Carbon levies of more than $13 per tonne of waste to landfill possible

05 February 2009 3:09pm, Environmental News

Landfill operators should already be imposing carbon levies of up to $13.74 per tonne of waste they receive to fully cover their future carbon liabilities under the emissions trading scheme, according to scenarios in a soon-to-be-released report prepared for the Department of Climate Change.

Hyder Consulting's Ron Wainberg told CE Daily the modelled scenarios suggested surcharges ranging from $2.50 a tonne of waste to $13.74 a tonne would be appropriate, depending on factors including the landfill's location and its level of methane gas capture.

However, each landfill "will be different" and some could fall outside this band, he said.

Wainberg said some landfill operators had not fully realised the implications of the scheme.

"When the penny drops, a number of landfills will close," he suggested.

White paper proposals mean that landfill operators are incurring some future liabilities for wastes being sent to landfill today, unless their landfill closes before the start of the scheme.

[UPDATE February 6: The Australian Landfill Owners Association has rejected the possibility of early landfill closures (see related article)]

Wainberg said it was important that landfill operators evaluate emissions from their landfill.

They should also understand that, while the scheme will generally cover landfills that emit 25,000 tonnes of CO2e a year, some landfills with emissions of as little as 10,000 tonnes of CO2e a year will have liabilities.

This lower threshold will apply to landfills located near another operating landfill in order to reduce the risk of waste generators diverting their waste from the closest landfill to one further away that doesn't pass on a carbon cost.

The Department of Climate Change is expected to release the Hyder report shortly.
 
Contractual difficulties

Wainberg told CE Daily landfill operators should be looking at including a carbon surcharge from the end of this financial year in their municipal waste contracts with councils.

Moving before that time would be difficult because council rates – used to pay for waste disposal services – are fixed until then.

Further complicating matters, general manager of communications with recycling and waste company SITA, Mike Ritchie, told CE Daily any move ahead of the scheme legislation's passage through Parliament might be difficult, as many waste contracts specify that there be no price rises except as provided for by an actual change of law.

Even for contracts where no such constraint exist, competitive pressures could make it difficult for a landfill operator to add a substantial carbon levy if others in the industry don't impose one, he said.

"Landfill is possibly the only industry where the Carbon Pollution Reduction Scheme burden applies now, even before the scheme starts," noted Ritchie, who is also president of the NSW branch of the Waste Management Association of Australia.

Landfill operators will need to decide whether to simply absorb until mid-2010 the future carbon liabilities they are already incurring or whether to take the plunge and move quickly to impose a carbon levy, he said.

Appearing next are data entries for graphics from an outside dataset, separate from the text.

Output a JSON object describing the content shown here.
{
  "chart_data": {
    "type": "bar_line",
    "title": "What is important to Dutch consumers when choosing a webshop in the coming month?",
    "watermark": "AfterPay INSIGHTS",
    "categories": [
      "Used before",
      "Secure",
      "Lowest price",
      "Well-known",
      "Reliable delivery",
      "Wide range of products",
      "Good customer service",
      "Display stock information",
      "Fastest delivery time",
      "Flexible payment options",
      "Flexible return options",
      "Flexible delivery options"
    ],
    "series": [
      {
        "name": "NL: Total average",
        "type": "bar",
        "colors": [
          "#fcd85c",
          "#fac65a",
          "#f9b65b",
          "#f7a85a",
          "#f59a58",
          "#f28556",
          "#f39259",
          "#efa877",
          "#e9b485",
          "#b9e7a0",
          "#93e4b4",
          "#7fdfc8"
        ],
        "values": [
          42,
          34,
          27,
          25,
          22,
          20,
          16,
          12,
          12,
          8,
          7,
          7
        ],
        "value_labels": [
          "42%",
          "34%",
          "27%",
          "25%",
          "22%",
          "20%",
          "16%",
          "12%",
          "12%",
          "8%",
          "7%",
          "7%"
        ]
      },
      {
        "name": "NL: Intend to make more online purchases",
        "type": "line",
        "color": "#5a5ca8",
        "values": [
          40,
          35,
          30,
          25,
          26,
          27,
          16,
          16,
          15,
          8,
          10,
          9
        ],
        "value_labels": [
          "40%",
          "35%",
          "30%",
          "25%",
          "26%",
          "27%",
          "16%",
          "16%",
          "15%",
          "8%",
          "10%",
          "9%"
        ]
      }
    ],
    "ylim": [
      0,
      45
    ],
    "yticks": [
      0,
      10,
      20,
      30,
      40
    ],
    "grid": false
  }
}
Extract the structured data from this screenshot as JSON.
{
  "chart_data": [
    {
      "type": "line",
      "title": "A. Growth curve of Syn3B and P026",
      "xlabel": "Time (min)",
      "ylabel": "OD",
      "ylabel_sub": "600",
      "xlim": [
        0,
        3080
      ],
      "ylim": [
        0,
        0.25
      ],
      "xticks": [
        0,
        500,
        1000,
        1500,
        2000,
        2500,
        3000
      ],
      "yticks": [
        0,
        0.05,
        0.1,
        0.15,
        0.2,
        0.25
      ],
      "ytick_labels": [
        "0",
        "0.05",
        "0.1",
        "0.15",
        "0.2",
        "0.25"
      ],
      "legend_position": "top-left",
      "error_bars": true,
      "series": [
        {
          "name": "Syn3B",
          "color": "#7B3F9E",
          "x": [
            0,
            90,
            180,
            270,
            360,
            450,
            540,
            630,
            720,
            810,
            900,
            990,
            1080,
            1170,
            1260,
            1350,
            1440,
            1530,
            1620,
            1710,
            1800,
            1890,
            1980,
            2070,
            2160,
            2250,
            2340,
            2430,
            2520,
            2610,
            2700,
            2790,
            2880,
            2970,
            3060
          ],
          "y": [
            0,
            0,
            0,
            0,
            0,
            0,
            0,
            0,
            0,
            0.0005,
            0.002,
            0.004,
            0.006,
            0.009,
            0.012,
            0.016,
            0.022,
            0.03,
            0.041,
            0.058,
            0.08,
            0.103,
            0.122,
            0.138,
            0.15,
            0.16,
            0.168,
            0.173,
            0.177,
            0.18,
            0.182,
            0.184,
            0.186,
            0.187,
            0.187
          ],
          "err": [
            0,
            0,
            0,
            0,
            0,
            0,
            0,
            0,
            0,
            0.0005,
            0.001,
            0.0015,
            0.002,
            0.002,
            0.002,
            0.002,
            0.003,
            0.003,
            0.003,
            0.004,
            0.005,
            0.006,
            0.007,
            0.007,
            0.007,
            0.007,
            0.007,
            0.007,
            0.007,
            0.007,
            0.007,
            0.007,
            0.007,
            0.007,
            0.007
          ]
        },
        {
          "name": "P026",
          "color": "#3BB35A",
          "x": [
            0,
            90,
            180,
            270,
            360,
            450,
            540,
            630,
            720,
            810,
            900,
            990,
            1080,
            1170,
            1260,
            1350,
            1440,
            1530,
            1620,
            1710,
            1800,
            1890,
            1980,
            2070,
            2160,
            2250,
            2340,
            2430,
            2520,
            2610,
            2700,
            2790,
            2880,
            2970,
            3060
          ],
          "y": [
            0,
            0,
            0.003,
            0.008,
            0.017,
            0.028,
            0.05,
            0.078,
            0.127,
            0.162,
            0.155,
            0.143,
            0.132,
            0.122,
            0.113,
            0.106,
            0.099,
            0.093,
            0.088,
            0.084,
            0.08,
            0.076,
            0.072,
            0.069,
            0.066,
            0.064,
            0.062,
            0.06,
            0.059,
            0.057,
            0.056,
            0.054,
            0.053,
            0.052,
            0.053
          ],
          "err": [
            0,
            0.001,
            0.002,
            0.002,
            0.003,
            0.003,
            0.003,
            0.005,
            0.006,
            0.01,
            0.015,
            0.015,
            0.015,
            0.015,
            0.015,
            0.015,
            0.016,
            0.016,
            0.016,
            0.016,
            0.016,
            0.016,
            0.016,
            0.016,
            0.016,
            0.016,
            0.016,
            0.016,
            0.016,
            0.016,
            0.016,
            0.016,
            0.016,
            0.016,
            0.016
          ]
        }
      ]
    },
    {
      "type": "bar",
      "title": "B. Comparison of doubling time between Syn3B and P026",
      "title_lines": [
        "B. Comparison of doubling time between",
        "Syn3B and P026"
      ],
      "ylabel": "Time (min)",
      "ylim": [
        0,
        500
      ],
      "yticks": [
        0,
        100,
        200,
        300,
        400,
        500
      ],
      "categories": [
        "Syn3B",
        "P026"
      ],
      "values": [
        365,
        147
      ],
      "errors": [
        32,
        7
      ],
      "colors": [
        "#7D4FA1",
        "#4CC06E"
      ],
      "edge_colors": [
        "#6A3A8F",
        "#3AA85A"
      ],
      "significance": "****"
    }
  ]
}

Alternatively the industry could seek to collectively impose a carbon levy – a move which might require the scrutiny of the Australian Competition and Consumer Commission, he said.

Wainberg and Ritchie will discuss the implications of emissions trading for the waste industry at a Waste Management Association of Australia seminar in Brisbane next Wednesday.

 

Concerns over tools for predicting emissions

Meanwhile, lingering concerns remain over the quality of techniques for estimating greenhouse gas emissions from landfills.

One industry source told CE Daily an unscrupulous operator could potentially arrange for the required representative sampling to occur in sections capped with a deep layer of clay "that never leaks methane" – a tactic an auditor is unlikely to pick up.